On ne peut pas être plus seul qu'en composant cette musique, plus seul qu'en la jouant ainsi, plus seul qu'en écoutant ces deux-là échanger leurs âmes. Mais on ne peut pas non plus être plus viril qu'en maintenant ainsi, dans la plus grande souffrance, les hautes et nobles exigences de l'articulation et de la diction, qu'en faisant de l'absolue douleur l'élan même de sa mise en forme créatrice, la matière même, transfigurée, de la beauté. Pas une note ici qui ne se brise et ne tâche pourtant de se relever, pas une faute de goût ni surtout de sens, pas une chute d'animation (ça avance tout le temps) : jamais Samson n'est banal, et jamais Chopin n'a été touché d'aussi près. Cela fait 30 ans que j'écoute ces disques, et pas une fois sans avoir la gorge serrée à en pleurer, ni sans penser aux deux vers inoubliables d'Apollinaire : « L'angoisse de l'amour te serre le gosier / Comme si tu ne devais jamais plus être aimé ».
Ecoutez le début du premier, avec cette mélodie qui s'étire pour aller chercher ses notes aiguës au prix d'une tension extrême, comme pour les attraper au bout des doigts et déjà à bout de forces, "in extremis", vraiment, comme une mâchoire crispée par un cri qui ne sort pas. Samson disait : « c'est une musique qu'on entend depuis la rue, dans un immeuble, et l'on monte l'escalier pour tâcher de savoir d'où elle vient ». Peut-on mieux dire ? Cela ne révèle-t-il pas tout du génie poétique de ce pianiste absolument hors-normes ? Ecoutez encore, entre mille exemples, les traits de mandoline désolée du 5ème. Ecoutez enfin le 13ème, ses 6-7 minutes parmi les plus belles de la musique de piano enregistrée, où pas un accord de la main gauche n'est joué sans une invention de tous les instants (partition en mains, c'est tout bonnement incroyable)... Si le retour du thème initial ne vous brise pas de douleur et de compassion, c'est à n'y rien comprendre.
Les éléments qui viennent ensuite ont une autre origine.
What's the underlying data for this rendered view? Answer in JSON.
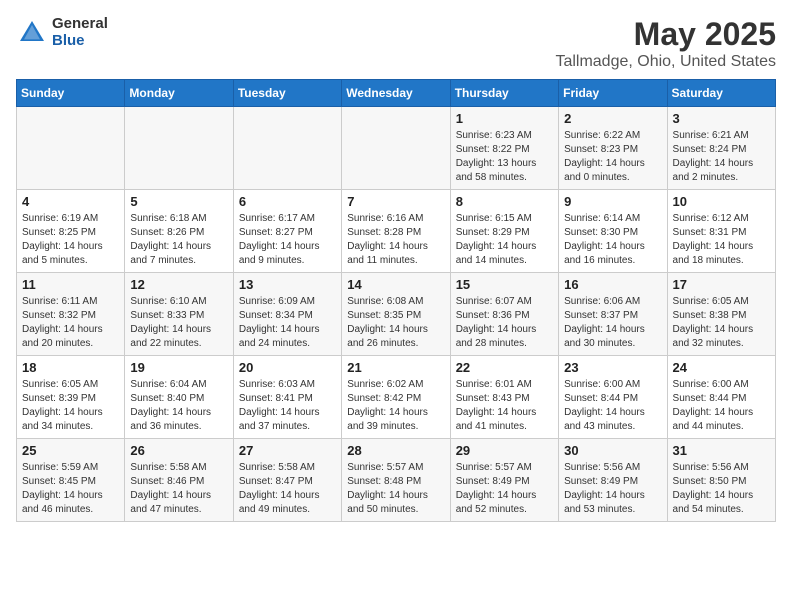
{
  "header": {
    "logo_general": "General",
    "logo_blue": "Blue",
    "main_title": "May 2025",
    "sub_title": "Tallmadge, Ohio, United States"
  },
  "days_of_week": [
    "Sunday",
    "Monday",
    "Tuesday",
    "Wednesday",
    "Thursday",
    "Friday",
    "Saturday"
  ],
  "weeks": [
    [
      {
        "num": "",
        "sunrise": "",
        "sunset": "",
        "daylight": ""
      },
      {
        "num": "",
        "sunrise": "",
        "sunset": "",
        "daylight": ""
      },
      {
        "num": "",
        "sunrise": "",
        "sunset": "",
        "daylight": ""
      },
      {
        "num": "",
        "sunrise": "",
        "sunset": "",
        "daylight": ""
      },
      {
        "num": "1",
        "sunrise": "Sunrise: 6:23 AM",
        "sunset": "Sunset: 8:22 PM",
        "daylight": "Daylight: 13 hours and 58 minutes."
      },
      {
        "num": "2",
        "sunrise": "Sunrise: 6:22 AM",
        "sunset": "Sunset: 8:23 PM",
        "daylight": "Daylight: 14 hours and 0 minutes."
      },
      {
        "num": "3",
        "sunrise": "Sunrise: 6:21 AM",
        "sunset": "Sunset: 8:24 PM",
        "daylight": "Daylight: 14 hours and 2 minutes."
      }
    ],
    [
      {
        "num": "4",
        "sunrise": "Sunrise: 6:19 AM",
        "sunset": "Sunset: 8:25 PM",
        "daylight": "Daylight: 14 hours and 5 minutes."
      },
      {
        "num": "5",
        "sunrise": "Sunrise: 6:18 AM",
        "sunset": "Sunset: 8:26 PM",
        "daylight": "Daylight: 14 hours and 7 minutes."
      },
      {
        "num": "6",
        "sunrise": "Sunrise: 6:17 AM",
        "sunset": "Sunset: 8:27 PM",
        "daylight": "Daylight: 14 hours and 9 minutes."
      },
      {
        "num": "7",
        "sunrise": "Sunrise: 6:16 AM",
        "sunset": "Sunset: 8:28 PM",
        "daylight": "Daylight: 14 hours and 11 minutes."
      },
      {
        "num": "8",
        "sunrise": "Sunrise: 6:15 AM",
        "sunset": "Sunset: 8:29 PM",
        "daylight": "Daylight: 14 hours and 14 minutes."
      },
      {
        "num": "9",
        "sunrise": "Sunrise: 6:14 AM",
        "sunset": "Sunset: 8:30 PM",
        "daylight": "Daylight: 14 hours and 16 minutes."
      },
      {
        "num": "10",
        "sunrise": "Sunrise: 6:12 AM",
        "sunset": "Sunset: 8:31 PM",
        "daylight": "Daylight: 14 hours and 18 minutes."
      }
    ],
    [
      {
        "num": "11",
        "sunrise": "Sunrise: 6:11 AM",
        "sunset": "Sunset: 8:32 PM",
        "daylight": "Daylight: 14 hours and 20 minutes."
      },
      {
        "num": "12",
        "sunrise": "Sunrise: 6:10 AM",
        "sunset": "Sunset: 8:33 PM",
        "daylight": "Daylight: 14 hours and 22 minutes."
      },
      {
        "num": "13",
        "sunrise": "Sunrise: 6:09 AM",
        "sunset": "Sunset: 8:34 PM",
        "daylight": "Daylight: 14 hours and 24 minutes."
      },
      {
        "num": "14",
        "sunrise": "Sunrise: 6:08 AM",
        "sunset": "Sunset: 8:35 PM",
        "daylight": "Daylight: 14 hours and 26 minutes."
      },
      {
        "num": "15",
        "sunrise": "Sunrise: 6:07 AM",
        "sunset": "Sunset: 8:36 PM",
        "daylight": "Daylight: 14 hours and 28 minutes."
      },
      {
        "num": "16",
        "sunrise": "Sunrise: 6:06 AM",
        "sunset": "Sunset: 8:37 PM",
        "daylight": "Daylight: 14 hours and 30 minutes."
      },
      {
        "num": "17",
        "sunrise": "Sunrise: 6:05 AM",
        "sunset": "Sunset: 8:38 PM",
        "daylight": "Daylight: 14 hours and 32 minutes."
      }
    ],
    [
      {
        "num": "18",
        "sunrise": "Sunrise: 6:05 AM",
        "sunset": "Sunset: 8:39 PM",
        "daylight": "Daylight: 14 hours and 34 minutes."
      },
      {
        "num": "19",
        "sunrise": "Sunrise: 6:04 AM",
        "sunset": "Sunset: 8:40 PM",
        "daylight": "Daylight: 14 hours and 36 minutes."
      },
      {
        "num": "20",
        "sunrise": "Sunrise: 6:03 AM",
        "sunset": "Sunset: 8:41 PM",
        "daylight": "Daylight: 14 hours and 37 minutes."
      },
      {
        "num": "21",
        "sunrise": "Sunrise: 6:02 AM",
        "sunset": "Sunset: 8:42 PM",
        "daylight": "Daylight: 14 hours and 39 minutes."
      },
      {
        "num": "22",
        "sunrise": "Sunrise: 6:01 AM",
        "sunset": "Sunset: 8:43 PM",
        "daylight": "Daylight: 14 hours and 41 minutes."
      },
      {
        "num": "23",
        "sunrise": "Sunrise: 6:00 AM",
        "sunset": "Sunset: 8:44 PM",
        "daylight": "Daylight: 14 hours and 43 minutes."
      },
      {
        "num": "24",
        "sunrise": "Sunrise: 6:00 AM",
        "sunset": "Sunset: 8:44 PM",
        "daylight": "Daylight: 14 hours and 44 minutes."
      }
    ],
    [
      {
        "num": "25",
        "sunrise": "Sunrise: 5:59 AM",
        "sunset": "Sunset: 8:45 PM",
        "daylight": "Daylight: 14 hours and 46 minutes."
      },
      {
        "num": "26",
        "sunrise": "Sunrise: 5:58 AM",
        "sunset": "Sunset: 8:46 PM",
        "daylight": "Daylight: 14 hours and 47 minutes."
      },
      {
        "num": "27",
        "sunrise": "Sunrise: 5:58 AM",
        "sunset": "Sunset: 8:47 PM",
        "daylight": "Daylight: 14 hours and 49 minutes."
      },
      {
        "num": "28",
        "sunrise": "Sunrise: 5:57 AM",
        "sunset": "Sunset: 8:48 PM",
        "daylight": "Daylight: 14 hours and 50 minutes."
      },
      {
        "num": "29",
        "sunrise": "Sunrise: 5:57 AM",
        "sunset": "Sunset: 8:49 PM",
        "daylight": "Daylight: 14 hours and 52 minutes."
      },
      {
        "num": "30",
        "sunrise": "Sunrise: 5:56 AM",
        "sunset": "Sunset: 8:49 PM",
        "daylight": "Daylight: 14 hours and 53 minutes."
      },
      {
        "num": "31",
        "sunrise": "Sunrise: 5:56 AM",
        "sunset": "Sunset: 8:50 PM",
        "daylight": "Daylight: 14 hours and 54 minutes."
      }
    ]
  ]
}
Quant à l'enregistrement des Préludes, de presque 10 ans antérieur, et si caractéristique de la période « noire » de Samson (expressionniste, arrachée, hurlante et rageuse : ah ça, ce Chopin-là n'est pas pour les tièdes !), ce fut mon premier disque de musique classique : cadeau un peu étrange offert à un gamin "pianoteur" de 10 ans... et expérience foudroyante, qui me fit découvrir d'un coup ce que c'était qu'"interpréter" une partition, "jouer" la lettre et avec la lettre pour engendrer quelque chose d'absolument VIVANT, lui donner du sens et même des sens, en tous les sens du terme. Ici, les sens à la fois capiteux et mortifères de quelque oeuvre au noir baudelairienne, de quelque eau-forte de Goya : dans les 3 derniers préludes - comme il le fit encore dans les 3 dernières études de l'opus 10, enregistrées à la même époque - Samson révèle une lumière terrible d'au-delà en même temps exactement que les gouffres de l'enfer (difficile alors de savoir ce qui est le plus effrayant, ni même si c'est vraiment distinct...), le spleen et l'idéal dans une vision hallucinée d'apocalypse, celle peut-être encore de Hugo dans "Ce que dit la bouche d'ombre".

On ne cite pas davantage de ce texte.